Poprzednia sesja w skrócie
WIG20 zakończył piątkową sesję spadkiem o 0,34 proc., do 1859 pkt. Najsłabiej w indeksie blue chips radziły sobie banki, na czele z Pekao, którego notowania spadły o 3,22 proc. Mimo negatywnej dla sektora opinii rzecznika TSUE, dzień wcześniej przecena walorów banków była nieznaczna, ale w piątek WIG-banki stracił 1,69 proc. i był najgorszym indeksem sektorowym na GPW. Z kolei mWIG40 spadł o 0,23 proc., ale sWIG80 zyskał 0,56 proc.
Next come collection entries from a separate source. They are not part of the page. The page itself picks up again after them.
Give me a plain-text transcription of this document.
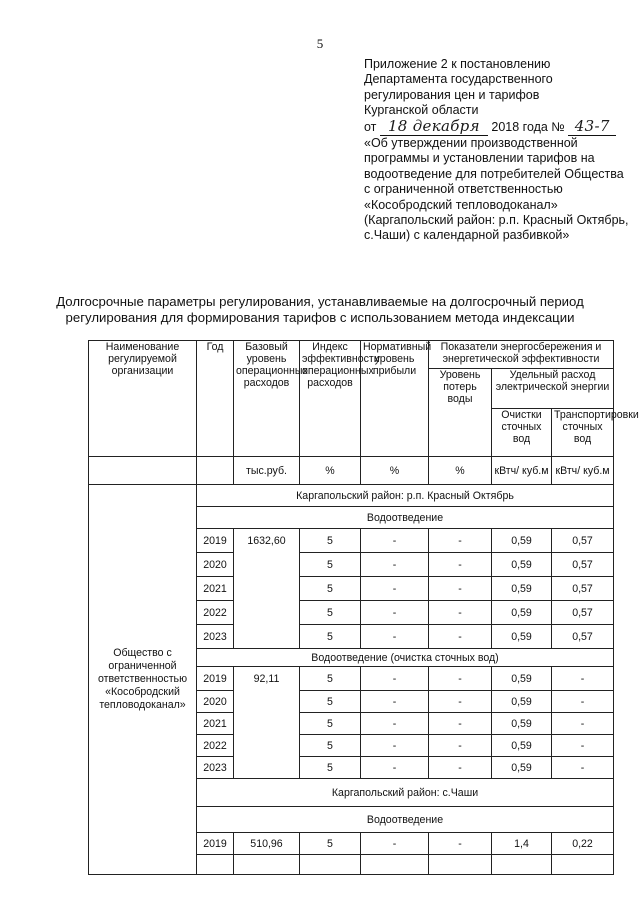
5
Приложение 2 к постановлению
Департамента государственного
регулирования цен и тарифов
Курганской области
от 18 декабря 2018 года № 43-7
«Об утверждении производственной программы и установлении тарифов на водоотведение для потребителей Общества с ограниченной ответственностью «Кособродский тепловодоканал» (Каргапольский район: р.п. Красный Октябрь, с.Чаши) с календарной разбивкой»
Долгосрочные параметры регулирования, устанавливаемые на долгосрочный период
регулирования для формирования тарифов с использованием метода индексации
Наименование регулируемой организации	Год	Базовый уровень операционных расходов	Индекс эффективности операционных расходов	Нормативный уровень прибыли	Показатели энергосбережения и энергетической эффективности		
					Уровень потерь воды	Удельный расход электрической энергии	
						Очистки сточных вод	Транспортировки сточных вод

		тыс.руб.	%	%	%	кВтч/ куб.м	кВтч/ куб.м
Общество с ограниченной ответственностью «Кособродский тепловодоканал»	Каргапольский район: р.п. Красный Октябрь						
	Водоотведение						
	2019	1632,60	5	-	-	0,59	0,57
	2020		5	-	-	0,59	0,57
	2021		5	-	-	0,59	0,57
	2022		5	-	-	0,59	0,57
	2023		5	-	-	0,59	0,57
	Водоотведение (очистка сточных вод)						
	2019	92,11	5	-	-	0,59	-
	2020		5	-	-	0,59	-
	2021		5	-	-	0,59	-
	2022		5	-	-	0,59	-
	2023		5	-	-	0,59	-
	Каргапольский район: с.Чаши						
	Водоотведение						
	2019	510,96	5	-	-	1,4	0,22
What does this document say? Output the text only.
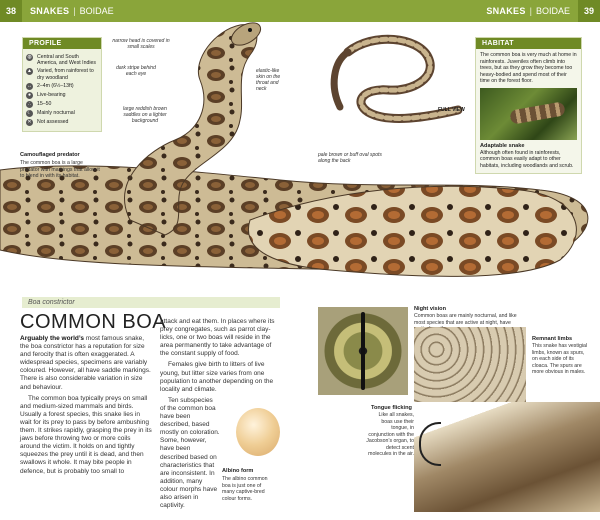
38	SNAKES | BOIDAE	SNAKES | BOIDAE	39
FULL VIEW
PROFILE
◍ Central and South America, and West Indies
▲ Varied, from rainforest to dry woodland
↔ 2–4m (6½–13ft)
●	Live-bearing
∴	15–50
☾ Mainly nocturnal
✕ Not assessed
narrow head is covered in small scales
dark stripe behind each eye
large reddish brown saddles on a lighter background
elastic-like skin on the throat and neck
pale brown or buff oval spots along the back
Camouflaged predator
The common boa is a large predator with markings that allow it to blend in with its habitat.
HABITAT

The common boa is very much at home in rainforests. Juveniles often climb into trees, but as they grow they become too heavy-bodied and spend most of their time on the forest floor.

Adaptable snake
Although often found in rainforests, common boas easily adapt to other habitats, including woodlands and scrub.
Boa constrictor
COMMON BOA

Arguably the world’s most famous snake, the boa constrictor has a reputation for size and ferocity that is often exaggerated. A widespread species, specimens are variably coloured. However, all have saddle markings. There is also considerable variation in size and behaviour.

The common boa typically preys on small and medium-sized mammals and birds. Usually a forest species, this snake lies in wait for its prey to pass by before ambushing them. It strikes rapidly, grasping the prey in its jaws before throwing two or more coils around the victim. It holds on and tightly squeezes the prey until it is dead, and then swallows it whole. It may bite people in defence, but is probably too small to

attack and eat them. In places where its prey congregates, such as parrot clay-licks, one or two boas will reside in the area permanently to take advantage of the constant supply of food.

Females give birth to litters of live young, but litter size varies from one population to another depending on the locality and climate.

Ten subspecies of the common boa have been described, based mostly on coloration. Some, however, have been described based on characteristics that are inconsistent. In addition, many colour morphs have also arisen in captivity.

Albino form
The albino common boa is just one of many captive-bred colour forms.
Night vision
Common boas are mainly nocturnal, and like most species that are active at night, have
Remnant limbs
This snake has vestigial limbs, known as spurs, on each side of its cloaca. The spurs are more obvious in males.
Tongue flicking
Like all snakes, boas use their tongue, in conjunction with the Jacobson’s organ, to detect scent molecules in the air.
Podaż dominowała w piątek również na zagranicznych giełdach, ale tempo spadków nie było duże. Niemiecki DAX stracił 0,33 proc., a francuski CAC40 0,25 proc. Turecki indeks BIST100 po wznowieniu w ubiegłym tygodniu handlu na parkiecie w Stambule zyskiwał trzeci dzień z rzędu, a notowania wróciły powyżej poziomu 5000 pkt.
Zarówno S&P 500 jak i Nasdaq zakończyły sesję na minusie tracąc odpowiednio 0,28 proc. i 0,58 proc. Niedźwiedziom oparł się jednak Dow Jones Industrial, który zyskał 0,39 proc. Jednak mimo tego w całym tygodniu DJI spadł o 0,2 proc., co jest jego trzecim spadkowym tygodniem z rzędu. Po raz ostatni taka sytuacja wydarzyła się we wrześniu 2022 r.
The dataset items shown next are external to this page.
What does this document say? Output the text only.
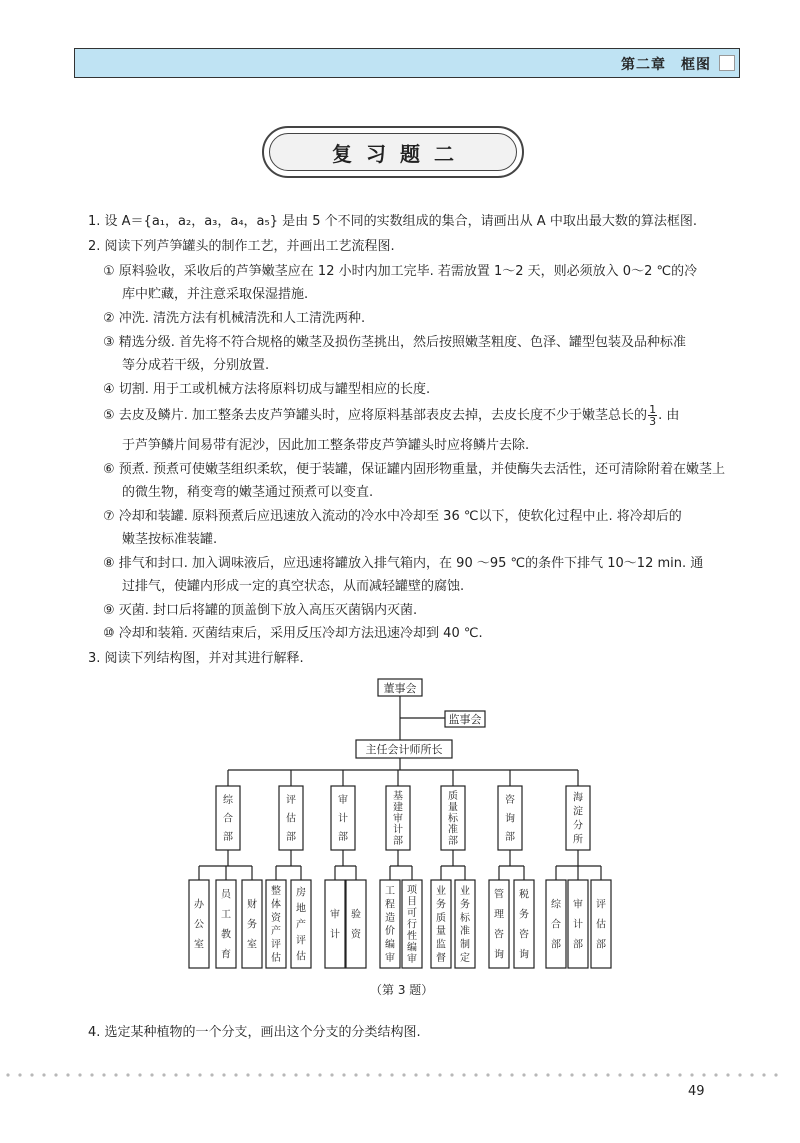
第二章　框图
复习题二
1. 设 A＝{a₁，a₂，a₃，a₄，a₅} 是由 5 个不同的实数组成的集合，请画出从 A 中取出最大数的算法框图.
2. 阅读下列芦笋罐头的制作工艺，并画出工艺流程图.
① 原料验收，采收后的芦笋嫩茎应在 12 小时内加工完毕. 若需放置 1～2 天，则必须放入 0～2 ℃的冷
库中贮藏，并注意采取保湿措施.
② 冲洗. 清洗方法有机械清洗和人工清洗两种.
③ 精选分级. 首先将不符合规格的嫩茎及损伤茎挑出，然后按照嫩茎粗度、色泽、罐型包装及品种标准
等分成若干级，分别放置.
④ 切割. 用于工或机械方法将原料切成与罐型相应的长度.
⑤ 去皮及鳞片. 加工整条去皮芦笋罐头时，应将原料基部表皮去掉，去皮长度不少于嫩茎总长的 $\frac{1}{3}$ . 由
于芦笋鳞片间易带有泥沙，因此加工整条带皮芦笋罐头时应将鳞片去除.
⑥ 预煮. 预煮可使嫩茎组织柔软，便于装罐，保证罐内固形物重量，并使酶失去活性，还可清除附着在嫩茎上
的微生物，稍变弯的嫩茎通过预煮可以变直.
⑦ 冷却和装罐. 原料预煮后应迅速放入流动的冷水中冷却至 36 ℃以下，使软化过程中止. 将冷却后的
嫩茎按标准装罐.
⑧ 排气和封口. 加入调味液后，应迅速将罐放入排气箱内，在 90 ～95 ℃的条件下排气 10～12 min. 通
过排气，使罐内形成一定的真空状态，从而减轻罐壁的腐蚀.
⑨ 灭菌. 封口后将罐的顶盖倒下放入高压灭菌锅内灭菌.
⑩ 冷却和装箱. 灭菌结束后，采用反压冷却方法迅速冷却到 40 ℃.
3. 阅读下列结构图，并对其进行解释.
董事会
监事会
主任会计师所长
综合部
办公室
员工教育
财务室
评估部
整体资产评估
房地产评估
审计部
审计
验资
基建审计部
工程造价编审
项目可行性编审
质量标准部
业务质量监督
业务标准制定
咨询部
管理咨询
税务咨询
海淀分所
综合部
审计部
评估部
（第 3 题）
4. 选定某种植物的一个分支，画出这个分支的分类结构图.
49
Oczekiwania co do dzisiejszej sesji
Główne indeksy w Azji rozpoczęły nowy tydzień od wzrostów, a kontrakty terminowe na DAX znajdują się na nieznacznym plusie. Na otwarciu sesji w Warszawie przewagę może zatem mieć popyt. Handel na rynku akcji może dziś odbywać się pod znakiem mniejszej zmienności z uwagi na brak inwestorów z USA, gdzie poniedziałek jest dniem wolnym od pracy z powodu obchodów Washington’s Birthday.
Dziś uwaga krajowych inwestorów skupi się na danych o produkcji przemysłowej i odczytach z rynku pracy. W przypadku produkcji przemysłowej Departament Analiz Ekonomicznych BNP Paribas spodziewa się wzrostu o około 3,2 proc. w ujęciu rocznym. Z kolei dane z rynku pracy prawdopodobnie wskażą solidny wzrost wynagrodzeń w sektorze przedsiębiorstw, w okolicy 15 proc. rok do roku. Jest to przede wszystkim wpływ wzrostu płacy minimalnej od stycznia br.